Avoid the channel when:
- The agent has shell, write APIs, or other consequential tools that injected DOM could coerce. Prefer headless browsing instead.
- The page is reachable by an unauthenticated fetch — use URL-fetch index gating.
- Sensitive tabs (banking, admin consoles, customer data) are open in the same profile. Move the work to a separate profile.
Failure Modes¶
- Stale DOM — the agent caches DOM across turns; the page navigates or re-renders, and the next action targets state that no longer exists.
- Silent context bloat — every shared tab's DOM enters the prompt, spending tokens on incidental content and triggering lost-in-the-middle effects on the task material.
- URL-in-transcript leakage — the URL can encode a session token or user ID. Logs persist that URL beyond the share lifetime; revoking the share does not redact the transcript.
- Hidden DOM injection — malicious pages hide instructions in zero-opacity text, off-screen elements, or CDATA inside SVG. The developer never sees the payload; the DOM extractor reads it (Brave: unseeable prompt injections).
- Reflexive approval of agent-initiated shares — VS Code's prompt for an agent-initiated share is one click. After hours of routine approvals, the developer is one unconsidered click from sharing a sensitive tab.
Example¶
VS Code 1.119 ships the consent gate as part of the channel. A developer has the in-progress app open in one tab and an internal admin console in another:
Setting up the share — the developer drags the app tab into the chat input or selects it from the context picker. The browser tab "enters a sharing state where the agent can read and interact with the page" (VS Code 1.119 release notes). The agent now has DOM, console, and network for that tab.
Agent-initiated request — mid-task, the agent decides it needs the API documentation tab to answer a question and surfaces a prompt: approve or deny. The developer approves the docs tab, leaves the admin console unshared.
Revocation — when the task completes, the developer clicks the sharing button to stop sharing. Subsequent agent turns can no longer read the tab, but the transcript still contains the DOM excerpts the agent already ingested. A reflexive approval of the admin-console share request would have closed the lethal trifecta on that agent.
Key Takeaways¶
- The channel reads the developer's running browser instead of spawning a headless one — value is information continuity, not new capability.

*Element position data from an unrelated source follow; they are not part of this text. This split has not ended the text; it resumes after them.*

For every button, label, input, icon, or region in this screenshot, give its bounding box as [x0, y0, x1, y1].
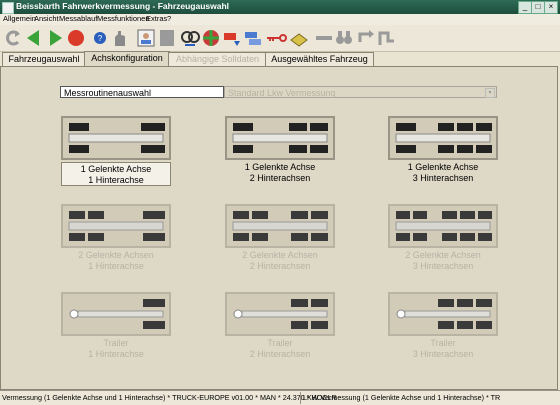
binoculars-icon[interactable] [334, 28, 354, 48]
key-icon[interactable] [266, 28, 287, 48]
chevron-down-icon: ▾ [485, 88, 495, 98]
routine-select-value: Standard Lkw Vermessung [228, 88, 336, 98]
axle-option-1-steer-1-rear[interactable]: 1 Gelenkte Achse 1 Hinterachse [61, 116, 171, 186]
axle-option-2-steer-3-rear: 2 Gelenkte Achsen 3 Hinterachsen [388, 204, 498, 274]
tab-abhaengige-solldaten: Abhängige Solldaten [168, 52, 267, 66]
menu-help[interactable]: ? [167, 14, 171, 23]
hand-icon[interactable] [110, 28, 130, 48]
truck-axle-diagram [388, 116, 498, 160]
forward-arrow-icon[interactable] [45, 28, 65, 48]
status-bar: Vermessung (1 Gelenkte Achse und 1 Hinte… [0, 390, 560, 405]
maximize-button[interactable]: □ [531, 1, 545, 14]
minimize-button[interactable]: _ [518, 1, 532, 14]
card-line1: 2 Gelenkte Achsen [78, 250, 154, 260]
book-icon[interactable] [289, 28, 309, 48]
truck-axle-diagram [225, 204, 335, 248]
card-line2: 3 Hinterachsen [412, 173, 474, 183]
card-line2: 1 Hinterachse [88, 261, 144, 271]
truck-axle-diagram [61, 204, 171, 248]
card-line1: 1 Gelenkte Achse [244, 162, 316, 172]
sensors-icon[interactable] [180, 28, 200, 48]
trailer-axle-diagram [388, 292, 498, 336]
status-separator [300, 392, 301, 404]
menu-extras[interactable]: Extras [146, 14, 167, 23]
document-icon[interactable] [157, 28, 177, 48]
card-line2: 3 Hinterachsen [412, 349, 474, 359]
menu-ansicht[interactable]: Ansicht [34, 14, 59, 23]
menu-messfunktionen[interactable]: Messfunktionen [97, 14, 150, 23]
tab-strip: Fahrzeugauswahl Achskonfiguration Abhäng… [0, 51, 560, 67]
car-swap-icon[interactable] [243, 28, 263, 48]
vehicle-card-icon[interactable] [136, 28, 156, 48]
axle-option-trailer-2-rear: Trailer 2 Hinterachsen [225, 292, 335, 362]
card-line1: Trailer [267, 338, 293, 348]
refresh-icon[interactable] [3, 28, 23, 48]
car-transfer-icon[interactable] [222, 28, 242, 48]
app-icon [2, 2, 14, 14]
globe-icon[interactable] [201, 28, 221, 48]
card-line2: 3 Hinterachsen [412, 261, 474, 271]
rotate-icon[interactable] [356, 28, 376, 48]
stop-icon[interactable] [66, 28, 86, 48]
card-line2: 1 Hinterachse [88, 349, 144, 359]
trailer-axle-diagram [61, 292, 171, 336]
card-line1: Trailer [103, 338, 129, 348]
axle-option-1-steer-2-rear[interactable]: 1 Gelenkte Achse 2 Hinterachsen [225, 116, 335, 186]
routine-label: Messroutinenauswahl [60, 86, 224, 98]
trailer-axle-diagram [225, 292, 335, 336]
routine-select: Standard Lkw Vermessung ▾ [224, 86, 497, 98]
card-line1: 1 Gelenkte Achse [80, 164, 152, 174]
truck-axle-diagram [225, 116, 335, 160]
card-line1: 2 Gelenkte Achsen [405, 250, 481, 260]
tab-fahrzeugauswahl[interactable]: Fahrzeugauswahl [2, 52, 86, 66]
card-line2: 1 Hinterachse [88, 175, 144, 185]
svg-text:?: ? [98, 34, 103, 43]
back-arrow-icon[interactable] [24, 28, 44, 48]
tab-achskonfiguration[interactable]: Achskonfiguration [84, 51, 170, 67]
title-bar: Beissbarth Fahrwerkvermessung - Fahrzeug… [0, 0, 560, 14]
card-line1: Trailer [430, 338, 456, 348]
axle-option-2-steer-2-rear: 2 Gelenkte Achsen 2 Hinterachsen [225, 204, 335, 274]
menu-messablauf[interactable]: Messablauf [59, 14, 97, 23]
status-left: Vermessung (1 Gelenkte Achse und 1 Hinte… [2, 393, 337, 402]
window-title: Beissbarth Fahrwerkvermessung - Fahrzeug… [16, 1, 230, 11]
dash-icon[interactable] [314, 28, 334, 48]
axle-option-trailer-3-rear: Trailer 3 Hinterachsen [388, 292, 498, 362]
card-line1: 2 Gelenkte Achsen [242, 250, 318, 260]
axle-option-trailer-1-rear: Trailer 1 Hinterachse [61, 292, 171, 362]
menu-bar: Allgemein Ansicht Messablauf Messfunktio… [0, 14, 560, 25]
card-line1: 1 Gelenkte Achse [407, 162, 479, 172]
truck-axle-diagram [388, 204, 498, 248]
tab-ausgewaehltes-fahrzeug[interactable]: Ausgewähltes Fahrzeug [265, 52, 374, 66]
close-button[interactable]: × [544, 1, 558, 14]
transfer-icon[interactable] [377, 28, 397, 48]
truck-axle-diagram [61, 116, 171, 160]
axle-option-1-steer-3-rear[interactable]: 1 Gelenkte Achse 3 Hinterachsen [388, 116, 498, 186]
status-right: LKW Vermessung (1 Gelenkte Achse und 1 H… [303, 393, 501, 402]
card-line2: 2 Hinterachsen [249, 173, 311, 183]
toolbar: ? [0, 25, 560, 52]
axle-option-2-steer-1-rear: 2 Gelenkte Achsen 1 Hinterachse [61, 204, 171, 274]
card-line2: 2 Hinterachsen [249, 349, 311, 359]
help-icon[interactable]: ? [90, 28, 110, 48]
card-line2: 2 Hinterachsen [249, 261, 311, 271]
menu-allgemein[interactable]: Allgemein [3, 14, 36, 23]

- VS Code 1.119 ships the per-tab share-and-revoke model; Claude Code reaches the same surface via chrome-devtools-mcp; Cursor's embedded browser is the contrasting agent-owned model.
- The cost is structural: shared tabs are post-auth and untrusted DOM enters context on a principal that holds the developer's session cookies.
- Use the channel for tasks tied to the page the developer is already looking at; prefer headless browsing when the agent has consequential tools or the page is reachable unauthenticated.
- Treat the share approval as a security gate, not a UI prompt — reflexive approval defeats the only mitigation the channel provides.